Cusati-Moyer lifts the play up with his audacious portrayal of this seductive scoundrel. He brings alive the many facades of Don Juan’s personality, from his contemptuous daring to his animalistic desires. He takes joy in leading others to sin and delights in exposing human fallibility. In one memorable scene, Don Juan, draped in a rich orange cape but otherwise virtually naked, growls as he crawls after his father, who has just disinherited him.

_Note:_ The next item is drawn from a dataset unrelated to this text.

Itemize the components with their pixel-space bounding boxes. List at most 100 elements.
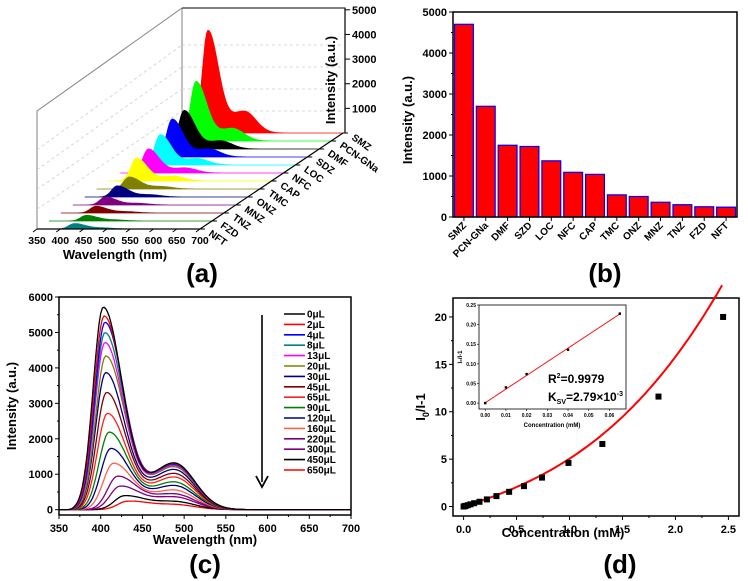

The costumes are one of the production’s highlights. Sydney Gallas DRA ’16 makes some bold choices, especially when it comes to Don Juan, but rarely overdoes it, and the costumes make their point without being ostentatious. And Visky adopts a minimalist set, effective in focusing attention on the story’s human drama. He experiments with digital visual effects: Images and text are projected onto three huge panels that surround the stage. The experiment has hits and misses, unsurprising for a fledging director. But a scene in which moving ghostly portraits stare down on Don Juan’s dining hall certainly makes an impression, creating a sense of disorientation and oppression.

Don Juan’s romantic pursuits nearly lead to disaster multiple times. Towards the beginning of the play, a storm ravages his ship, and he is saved by Pierrot, a comic character who is good-natured but deeply insecure. (Don Juan promptly seduces Pierrot’s fiancée, pulling out a ring and securing her hand in marriage.) Later, Don Juan eludes Elvira’s vengeful brothers and desecrates their father’s tomb. He ridicules the statue that stands over the tomb and invites it to dinner. Unexpectedly, the statue accepts, and the play reaches its climax as Don Juan challenges the heavens (and the statue) with a false bravado. But the production ends ambiguously, leaving the audience to ponder his fate: Don Juan, naked and alone, curls up in the center of the stage, and the lights go out.

Cusati-Moyer is supported by a cast of seven actors from the School of Drama. Merrylees in particular does a commendable job as Sganarelle, adding a healthy dose of humor to the production. At points, however, he throws in witty comments when silence might have been more powerful.

Don Juan captivates under Visky’s direction. Co-writing this adaptation with Brendan Pelsue DRA’16 and Samantha Lazar DRA ’15, Visky gives the play a visceral feel, and the constant tension between desire and self-restraint is palpable. While not all jokes land and some philosophical musings meander, the play keeps up a good momentum and leaves the audience with much to consider.